The Blue Jays enter Sunday on a three-game winning streak and three games ahead of the Yankees in the AL East as they try to seal their first division title since 2015. Time to bring in a reinforcement to push them over the edge like, say, the top prospect in the organization and one of the top pitching prospects in all of baseball.
Selected 20th overall last year out of East Carolina, the 6-foot-4 right-hander has dominated the Minors in his first full season, and by that, we virtually mean the entire Minor Leagues — he has played for every full-season affiliate in 2025. He’s fanned 160 batters in only 98 innings, sixth-most in the Minors. His 41.1 percent strikeout rate is tops among full-season pitchers (min. 90 IP), beating out fellow recent callups Jonah Tong (40.5) and Payton Tolle (36.5) and fellow Jays farmhand Gage Stanifer (35.5) atop the MiLB leaderboard. He owns a 3.12 ERA and 0.97 WHIP over that span as well.
Yesavage joined Triple-A Buffalo in mid-August and started working in shorter stints this month, including two out of the bullpen. Even his most recent outing — a start on Wednesday in Rochester — lasted only three innings and 34 pitches. It was also his best Triple-A outing to date; he retired all 12 batters (including four by K), threw 28 of those 34 pitches for strikes and got 10 whiffs on 23 swings (43 percent). Considering he was much less efficient three days earlier (18 pitches, eight strikes over just one-third of an inning), that brief gem may have been all Toronto needed to see to give the former ECU ace the final push up the ladder.
All this dominance stems from the fact that Yesavage has one of the most unique deliveries and pitch-movement profiles in all of prospectdom.
Typically when we talk about special deliveries, we talk about funk. (See the Tong and Tim Lincecum comparisons that have dominated baseball spaces since the former’s arrival with the Mets.) But Yesavage looks downright mechanized in his movements. He stays tall in his delivery, dips his pitching arm to his back hip and then fires almost directly over the top with minimal extension on the bump.

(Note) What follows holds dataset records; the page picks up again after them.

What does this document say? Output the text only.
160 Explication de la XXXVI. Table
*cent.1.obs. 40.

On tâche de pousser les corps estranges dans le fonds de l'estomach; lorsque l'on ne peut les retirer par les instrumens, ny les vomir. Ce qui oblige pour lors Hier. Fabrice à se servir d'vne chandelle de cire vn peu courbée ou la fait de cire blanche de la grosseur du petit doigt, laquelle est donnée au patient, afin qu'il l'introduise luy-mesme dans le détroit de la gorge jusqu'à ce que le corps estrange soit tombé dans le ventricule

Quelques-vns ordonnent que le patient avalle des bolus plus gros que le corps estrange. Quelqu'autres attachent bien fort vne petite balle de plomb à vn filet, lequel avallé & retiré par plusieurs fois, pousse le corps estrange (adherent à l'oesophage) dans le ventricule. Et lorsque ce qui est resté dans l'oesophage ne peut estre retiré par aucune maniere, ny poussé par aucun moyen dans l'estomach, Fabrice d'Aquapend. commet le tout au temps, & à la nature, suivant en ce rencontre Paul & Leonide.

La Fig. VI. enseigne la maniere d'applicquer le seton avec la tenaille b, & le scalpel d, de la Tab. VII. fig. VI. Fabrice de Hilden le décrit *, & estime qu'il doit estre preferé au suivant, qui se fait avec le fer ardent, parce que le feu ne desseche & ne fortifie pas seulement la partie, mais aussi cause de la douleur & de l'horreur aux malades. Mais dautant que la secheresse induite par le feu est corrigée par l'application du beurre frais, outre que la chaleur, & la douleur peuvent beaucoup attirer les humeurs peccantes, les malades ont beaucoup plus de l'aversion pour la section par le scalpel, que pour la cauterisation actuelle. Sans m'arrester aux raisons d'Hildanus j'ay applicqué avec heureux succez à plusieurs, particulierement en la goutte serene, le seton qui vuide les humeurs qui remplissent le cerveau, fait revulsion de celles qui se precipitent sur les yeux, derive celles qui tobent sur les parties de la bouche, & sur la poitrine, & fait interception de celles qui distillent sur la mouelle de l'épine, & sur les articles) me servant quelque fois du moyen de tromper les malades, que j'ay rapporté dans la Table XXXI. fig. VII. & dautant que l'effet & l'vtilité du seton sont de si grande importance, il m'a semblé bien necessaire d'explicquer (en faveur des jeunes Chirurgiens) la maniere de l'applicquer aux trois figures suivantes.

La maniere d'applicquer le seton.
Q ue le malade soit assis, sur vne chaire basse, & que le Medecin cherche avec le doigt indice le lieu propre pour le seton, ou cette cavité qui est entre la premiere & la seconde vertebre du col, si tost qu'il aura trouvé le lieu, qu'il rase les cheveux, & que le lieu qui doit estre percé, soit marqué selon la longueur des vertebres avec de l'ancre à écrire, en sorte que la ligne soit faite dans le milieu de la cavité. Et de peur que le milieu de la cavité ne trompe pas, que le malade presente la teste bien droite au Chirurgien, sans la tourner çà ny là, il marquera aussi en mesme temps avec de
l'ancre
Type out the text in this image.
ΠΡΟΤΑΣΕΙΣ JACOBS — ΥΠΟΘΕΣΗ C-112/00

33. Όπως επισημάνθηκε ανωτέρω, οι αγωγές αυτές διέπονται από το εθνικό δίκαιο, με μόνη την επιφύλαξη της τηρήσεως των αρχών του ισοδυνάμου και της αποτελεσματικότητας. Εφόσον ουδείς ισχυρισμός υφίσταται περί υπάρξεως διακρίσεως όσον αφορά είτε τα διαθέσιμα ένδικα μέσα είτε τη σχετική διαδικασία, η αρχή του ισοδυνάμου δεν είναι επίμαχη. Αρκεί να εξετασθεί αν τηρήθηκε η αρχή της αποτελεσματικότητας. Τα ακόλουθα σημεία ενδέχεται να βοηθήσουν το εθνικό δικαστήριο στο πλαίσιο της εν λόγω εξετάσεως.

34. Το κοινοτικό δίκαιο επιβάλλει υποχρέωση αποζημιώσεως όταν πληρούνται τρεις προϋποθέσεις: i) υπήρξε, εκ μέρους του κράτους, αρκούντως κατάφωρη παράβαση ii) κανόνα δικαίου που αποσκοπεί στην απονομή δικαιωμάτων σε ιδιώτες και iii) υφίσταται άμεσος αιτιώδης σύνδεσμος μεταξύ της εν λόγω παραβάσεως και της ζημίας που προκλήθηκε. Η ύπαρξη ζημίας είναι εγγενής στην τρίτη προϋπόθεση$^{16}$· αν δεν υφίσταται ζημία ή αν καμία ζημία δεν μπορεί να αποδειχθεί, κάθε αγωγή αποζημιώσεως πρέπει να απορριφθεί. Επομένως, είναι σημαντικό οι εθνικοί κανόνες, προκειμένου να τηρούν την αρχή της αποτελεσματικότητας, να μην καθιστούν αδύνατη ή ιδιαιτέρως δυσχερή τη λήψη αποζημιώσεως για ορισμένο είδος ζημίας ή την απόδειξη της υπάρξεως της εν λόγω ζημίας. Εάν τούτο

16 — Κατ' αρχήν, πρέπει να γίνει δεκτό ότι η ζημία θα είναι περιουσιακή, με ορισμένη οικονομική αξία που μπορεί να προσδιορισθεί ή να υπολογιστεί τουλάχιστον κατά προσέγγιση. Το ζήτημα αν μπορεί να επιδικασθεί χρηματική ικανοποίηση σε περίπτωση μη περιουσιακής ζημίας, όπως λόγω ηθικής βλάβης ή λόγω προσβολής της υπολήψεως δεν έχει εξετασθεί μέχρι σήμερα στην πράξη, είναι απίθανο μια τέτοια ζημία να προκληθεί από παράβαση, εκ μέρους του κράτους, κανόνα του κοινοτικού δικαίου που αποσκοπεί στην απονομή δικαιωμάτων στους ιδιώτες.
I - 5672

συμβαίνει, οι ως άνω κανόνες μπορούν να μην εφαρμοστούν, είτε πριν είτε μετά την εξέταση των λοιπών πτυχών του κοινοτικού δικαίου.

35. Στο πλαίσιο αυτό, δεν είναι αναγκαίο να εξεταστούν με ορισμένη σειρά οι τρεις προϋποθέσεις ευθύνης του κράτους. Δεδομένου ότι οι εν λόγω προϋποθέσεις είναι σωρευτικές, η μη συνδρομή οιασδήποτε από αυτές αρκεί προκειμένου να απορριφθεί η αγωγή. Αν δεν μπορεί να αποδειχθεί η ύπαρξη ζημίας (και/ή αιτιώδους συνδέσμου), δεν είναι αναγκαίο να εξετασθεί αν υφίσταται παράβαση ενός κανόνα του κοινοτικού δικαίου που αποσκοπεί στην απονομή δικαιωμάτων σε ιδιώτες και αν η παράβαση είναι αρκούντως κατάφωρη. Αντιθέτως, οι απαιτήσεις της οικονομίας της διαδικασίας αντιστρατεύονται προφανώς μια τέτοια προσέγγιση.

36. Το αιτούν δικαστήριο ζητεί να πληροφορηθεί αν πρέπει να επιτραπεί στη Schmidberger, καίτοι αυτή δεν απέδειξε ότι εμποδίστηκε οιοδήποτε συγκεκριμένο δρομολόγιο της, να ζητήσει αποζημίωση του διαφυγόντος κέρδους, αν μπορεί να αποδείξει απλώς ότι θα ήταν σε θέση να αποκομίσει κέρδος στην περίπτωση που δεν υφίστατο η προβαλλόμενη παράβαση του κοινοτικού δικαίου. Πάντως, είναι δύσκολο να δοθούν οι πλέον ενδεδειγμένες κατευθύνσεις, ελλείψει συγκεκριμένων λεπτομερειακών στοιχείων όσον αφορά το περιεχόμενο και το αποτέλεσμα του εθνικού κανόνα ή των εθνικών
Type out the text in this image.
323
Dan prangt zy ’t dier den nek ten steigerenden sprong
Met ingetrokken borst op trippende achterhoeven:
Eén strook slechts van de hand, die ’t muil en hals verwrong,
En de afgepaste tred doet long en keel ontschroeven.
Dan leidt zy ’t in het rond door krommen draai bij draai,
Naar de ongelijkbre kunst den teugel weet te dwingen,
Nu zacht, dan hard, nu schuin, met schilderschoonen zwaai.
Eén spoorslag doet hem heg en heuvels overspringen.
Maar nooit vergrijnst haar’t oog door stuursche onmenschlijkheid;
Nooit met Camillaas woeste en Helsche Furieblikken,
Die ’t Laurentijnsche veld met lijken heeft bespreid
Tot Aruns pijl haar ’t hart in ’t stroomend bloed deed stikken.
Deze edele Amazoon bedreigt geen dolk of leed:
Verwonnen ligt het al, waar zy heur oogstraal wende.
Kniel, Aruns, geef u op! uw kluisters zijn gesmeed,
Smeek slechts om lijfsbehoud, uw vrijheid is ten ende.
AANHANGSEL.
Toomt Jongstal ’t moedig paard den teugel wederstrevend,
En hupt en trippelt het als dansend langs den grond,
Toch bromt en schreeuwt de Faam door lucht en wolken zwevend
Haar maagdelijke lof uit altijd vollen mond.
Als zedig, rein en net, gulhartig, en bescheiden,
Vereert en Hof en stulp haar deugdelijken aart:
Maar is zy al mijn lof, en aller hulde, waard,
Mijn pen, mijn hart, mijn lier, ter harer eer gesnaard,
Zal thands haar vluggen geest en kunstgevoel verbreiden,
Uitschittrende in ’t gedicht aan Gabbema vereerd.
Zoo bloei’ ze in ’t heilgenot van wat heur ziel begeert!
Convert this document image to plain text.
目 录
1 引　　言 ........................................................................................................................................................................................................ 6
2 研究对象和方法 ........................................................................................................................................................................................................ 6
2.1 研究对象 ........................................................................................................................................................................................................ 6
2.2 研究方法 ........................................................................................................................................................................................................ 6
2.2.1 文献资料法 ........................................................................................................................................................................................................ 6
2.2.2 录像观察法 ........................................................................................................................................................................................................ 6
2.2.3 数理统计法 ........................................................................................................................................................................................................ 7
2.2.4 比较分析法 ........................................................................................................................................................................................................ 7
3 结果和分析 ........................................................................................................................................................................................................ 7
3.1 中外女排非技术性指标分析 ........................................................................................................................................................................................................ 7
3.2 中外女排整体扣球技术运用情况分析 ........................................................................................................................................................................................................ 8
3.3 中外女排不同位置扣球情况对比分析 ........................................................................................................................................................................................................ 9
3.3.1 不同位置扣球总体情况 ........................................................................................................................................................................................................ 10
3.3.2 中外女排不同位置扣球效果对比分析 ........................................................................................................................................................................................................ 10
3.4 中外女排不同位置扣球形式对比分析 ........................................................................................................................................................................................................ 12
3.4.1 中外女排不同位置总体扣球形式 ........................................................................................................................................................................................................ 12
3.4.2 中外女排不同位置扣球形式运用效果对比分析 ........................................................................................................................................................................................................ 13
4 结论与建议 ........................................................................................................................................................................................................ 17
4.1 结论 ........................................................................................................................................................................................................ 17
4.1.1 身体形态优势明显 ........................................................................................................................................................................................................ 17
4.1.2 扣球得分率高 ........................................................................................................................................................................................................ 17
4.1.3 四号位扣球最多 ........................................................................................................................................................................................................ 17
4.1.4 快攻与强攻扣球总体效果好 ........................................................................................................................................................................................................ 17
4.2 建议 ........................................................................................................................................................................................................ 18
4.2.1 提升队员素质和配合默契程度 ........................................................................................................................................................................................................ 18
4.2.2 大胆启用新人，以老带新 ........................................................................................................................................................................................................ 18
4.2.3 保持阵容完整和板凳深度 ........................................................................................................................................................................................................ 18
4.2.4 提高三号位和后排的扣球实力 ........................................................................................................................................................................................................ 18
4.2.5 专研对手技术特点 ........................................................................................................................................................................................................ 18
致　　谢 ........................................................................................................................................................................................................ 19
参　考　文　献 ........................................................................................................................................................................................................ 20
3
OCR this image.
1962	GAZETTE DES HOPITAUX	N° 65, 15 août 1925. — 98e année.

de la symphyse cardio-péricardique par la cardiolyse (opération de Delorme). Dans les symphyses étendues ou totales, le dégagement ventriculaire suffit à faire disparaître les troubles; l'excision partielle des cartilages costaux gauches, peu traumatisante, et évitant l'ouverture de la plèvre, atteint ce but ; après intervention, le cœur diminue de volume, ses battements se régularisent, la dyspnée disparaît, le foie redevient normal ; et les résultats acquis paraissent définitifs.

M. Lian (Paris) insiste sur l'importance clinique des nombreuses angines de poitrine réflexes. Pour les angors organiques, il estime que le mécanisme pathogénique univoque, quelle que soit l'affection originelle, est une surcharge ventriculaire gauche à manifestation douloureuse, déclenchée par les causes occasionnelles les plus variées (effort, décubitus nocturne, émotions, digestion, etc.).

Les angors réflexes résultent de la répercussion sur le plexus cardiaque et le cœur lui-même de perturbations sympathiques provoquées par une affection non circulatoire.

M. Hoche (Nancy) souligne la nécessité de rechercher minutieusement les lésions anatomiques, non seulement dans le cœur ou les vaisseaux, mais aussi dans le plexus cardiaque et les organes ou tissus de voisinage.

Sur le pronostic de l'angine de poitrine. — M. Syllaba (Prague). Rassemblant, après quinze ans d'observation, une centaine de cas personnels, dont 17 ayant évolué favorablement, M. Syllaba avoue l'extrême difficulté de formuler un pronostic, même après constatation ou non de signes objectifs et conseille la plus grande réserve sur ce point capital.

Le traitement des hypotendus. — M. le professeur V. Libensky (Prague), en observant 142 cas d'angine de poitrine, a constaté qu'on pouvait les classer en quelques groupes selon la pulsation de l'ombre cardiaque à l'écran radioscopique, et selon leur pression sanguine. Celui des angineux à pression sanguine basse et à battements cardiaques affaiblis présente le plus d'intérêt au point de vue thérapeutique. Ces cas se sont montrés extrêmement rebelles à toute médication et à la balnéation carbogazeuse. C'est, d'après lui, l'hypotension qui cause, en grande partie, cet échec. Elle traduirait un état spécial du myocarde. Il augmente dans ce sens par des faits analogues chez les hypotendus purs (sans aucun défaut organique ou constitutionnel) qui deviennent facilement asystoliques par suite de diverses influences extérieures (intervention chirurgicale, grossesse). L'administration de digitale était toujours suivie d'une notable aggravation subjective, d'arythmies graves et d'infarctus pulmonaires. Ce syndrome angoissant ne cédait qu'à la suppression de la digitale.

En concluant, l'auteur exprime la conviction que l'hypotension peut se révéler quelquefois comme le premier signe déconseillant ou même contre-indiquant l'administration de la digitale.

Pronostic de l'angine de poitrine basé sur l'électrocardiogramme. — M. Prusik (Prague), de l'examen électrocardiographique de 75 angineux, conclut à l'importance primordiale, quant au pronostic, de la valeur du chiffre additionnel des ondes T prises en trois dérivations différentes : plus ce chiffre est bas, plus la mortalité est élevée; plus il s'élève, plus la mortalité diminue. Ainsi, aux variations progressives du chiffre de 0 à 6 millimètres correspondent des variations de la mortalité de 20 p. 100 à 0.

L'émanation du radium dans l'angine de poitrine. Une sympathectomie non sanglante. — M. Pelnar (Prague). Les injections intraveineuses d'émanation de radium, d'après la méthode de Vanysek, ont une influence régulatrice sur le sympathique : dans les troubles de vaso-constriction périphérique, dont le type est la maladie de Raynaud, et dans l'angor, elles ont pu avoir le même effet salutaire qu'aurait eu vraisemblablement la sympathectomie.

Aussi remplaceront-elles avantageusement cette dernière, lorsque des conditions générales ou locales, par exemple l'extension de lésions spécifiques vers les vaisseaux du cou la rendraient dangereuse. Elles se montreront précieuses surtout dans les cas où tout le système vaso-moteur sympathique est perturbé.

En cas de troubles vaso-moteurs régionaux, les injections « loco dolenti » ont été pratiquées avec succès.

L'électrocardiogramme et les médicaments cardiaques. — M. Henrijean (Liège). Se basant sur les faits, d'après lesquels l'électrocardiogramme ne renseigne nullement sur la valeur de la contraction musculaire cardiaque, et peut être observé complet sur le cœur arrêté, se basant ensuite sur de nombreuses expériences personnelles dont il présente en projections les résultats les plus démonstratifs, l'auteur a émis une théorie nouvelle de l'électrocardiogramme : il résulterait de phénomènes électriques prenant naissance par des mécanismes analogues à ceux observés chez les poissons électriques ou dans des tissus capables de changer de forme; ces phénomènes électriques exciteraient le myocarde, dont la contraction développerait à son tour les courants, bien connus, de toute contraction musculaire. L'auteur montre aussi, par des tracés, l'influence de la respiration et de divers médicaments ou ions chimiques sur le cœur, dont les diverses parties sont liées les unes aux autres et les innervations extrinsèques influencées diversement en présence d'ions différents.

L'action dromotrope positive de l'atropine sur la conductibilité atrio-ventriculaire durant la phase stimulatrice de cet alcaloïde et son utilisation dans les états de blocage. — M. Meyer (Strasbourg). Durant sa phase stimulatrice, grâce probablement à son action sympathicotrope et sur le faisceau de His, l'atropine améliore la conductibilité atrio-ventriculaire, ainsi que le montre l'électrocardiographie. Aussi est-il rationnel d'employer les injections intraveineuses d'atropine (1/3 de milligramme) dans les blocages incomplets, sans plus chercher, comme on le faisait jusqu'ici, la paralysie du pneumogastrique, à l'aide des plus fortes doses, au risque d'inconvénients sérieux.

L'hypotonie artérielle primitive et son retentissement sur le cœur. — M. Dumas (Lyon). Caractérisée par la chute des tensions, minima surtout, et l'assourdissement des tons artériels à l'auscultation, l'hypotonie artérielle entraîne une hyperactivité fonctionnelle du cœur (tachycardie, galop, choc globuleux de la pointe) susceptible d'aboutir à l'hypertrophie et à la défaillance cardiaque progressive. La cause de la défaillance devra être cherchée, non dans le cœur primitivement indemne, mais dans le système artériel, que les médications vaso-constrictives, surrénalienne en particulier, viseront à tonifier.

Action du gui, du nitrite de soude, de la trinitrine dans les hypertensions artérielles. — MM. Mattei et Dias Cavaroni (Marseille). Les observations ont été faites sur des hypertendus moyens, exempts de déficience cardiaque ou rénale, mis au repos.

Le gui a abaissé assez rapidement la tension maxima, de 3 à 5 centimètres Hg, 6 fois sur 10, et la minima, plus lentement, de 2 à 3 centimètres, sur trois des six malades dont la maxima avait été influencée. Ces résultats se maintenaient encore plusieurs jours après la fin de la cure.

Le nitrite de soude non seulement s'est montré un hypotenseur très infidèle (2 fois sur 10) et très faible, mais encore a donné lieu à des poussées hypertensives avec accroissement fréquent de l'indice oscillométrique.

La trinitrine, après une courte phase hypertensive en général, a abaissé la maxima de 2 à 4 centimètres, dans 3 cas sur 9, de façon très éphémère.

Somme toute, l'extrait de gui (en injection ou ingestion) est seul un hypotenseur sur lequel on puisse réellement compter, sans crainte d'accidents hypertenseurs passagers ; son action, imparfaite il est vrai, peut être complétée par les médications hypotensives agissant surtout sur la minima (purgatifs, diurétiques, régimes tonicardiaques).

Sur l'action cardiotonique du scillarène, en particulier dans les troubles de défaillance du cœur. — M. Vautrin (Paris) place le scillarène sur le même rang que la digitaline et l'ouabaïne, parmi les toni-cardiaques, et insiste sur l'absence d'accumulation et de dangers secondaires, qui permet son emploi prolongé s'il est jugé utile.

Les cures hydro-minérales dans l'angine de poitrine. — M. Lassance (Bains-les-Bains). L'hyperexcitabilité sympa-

The result: His 817 pitches thrown in front of Statcast at Single-A and Triple-A had an average release height of 7.18 inches. The highest average release height in the Majors (min. 750 total pitches) this season is 7.08 inches by Justin Verlander. You have to go back to 2015 and Josh Collmenter (7.23 feet) and Mat Latos (7.21 feet) to find someone with a higher release than Yesavage’s in the Statcast era (since 2015).
So already, batters will have to adjust to seeing the ball come out of a taller release point than any Major Leaguer has seen in a decade. On top of that, his stuff acts in its own odd way. For starters, each of his three main pitches move armside.
At Triple-A, Yesavage worked with a 92-95 mph four-seamer that had 3.9 inches of armside run but stood out much more for its 19.5 inches of induced vertical break and limited 11.8 inches of drop. In other words, it had impressive rise out of that over-the-top release, allowing it to be blown by bats at the top of the zone. Without killer velocity, it could be hit hard when not properly located, however.
Yesavage plays off that with a deadly 81-84 mph splitter. The pitch not only gets around 11 mph separation off the heater but also drops around 20 inches more out of his hand and goes 11-12 inches armside. Lefties found it impossible to touch at the Minors’ top level with a 62.5 whiff percentage and zero hits against it over Yesavage’s six appearances with Buffalo.
Those two offerings are certainly at least plus pitches, but his just plain weirdest pitch might be the slider.
The 86-88 mph breaking ball has similar drop to the splitter (31.8 inches vs. 31.7) — adding to the north-south feel of his arsenal — and a touch less armside movement than the fastball (3.3 inches vs. 3.9). That’s not how sliders typically work. There have been 290 pitchers who have thrown at least 100 sliders in the Majors in 2025; only eight have a slider with armside movement, and none have the horizontal movement equal to Yesavage’s mark of 3.3 inches. Only Dauri Moreta (2.7) comes close. Much more expectedly, the slider is Yesavage’s best pitch against righties, who don’t know what to do with a breaking pitch that technically moves in on them. He’s also thrown an armside curveball at times in 2025 but has mostly pocketed that over the last few months.
This mysterious profile could help Yesavage out of the gate in The Show against batters who frankly don’t have the exposure to his level of extremes, but he’ll have to keep his command reined in to pitch important innings for Toronto down the stretch. He’s fought early bouts of wildness at Single-A, Double-A and Triple-A before settling in with experience. But the Blue Jays, who view Yesavage as a long-term rotation piece, can’t afford that patience with the postseason looming.
Even so, it’s still worth seeing whether Yesavage can help in some capacity — spot starts once through the order, long relief, shorter appearances where he can let it fly — while he still has something left in the tank in ‘25. His 98 innings are only a bit above his 93 1/3 mark as a college junior last year. If he can, Yesavage may not be the only Blue Jay going over the top this fall.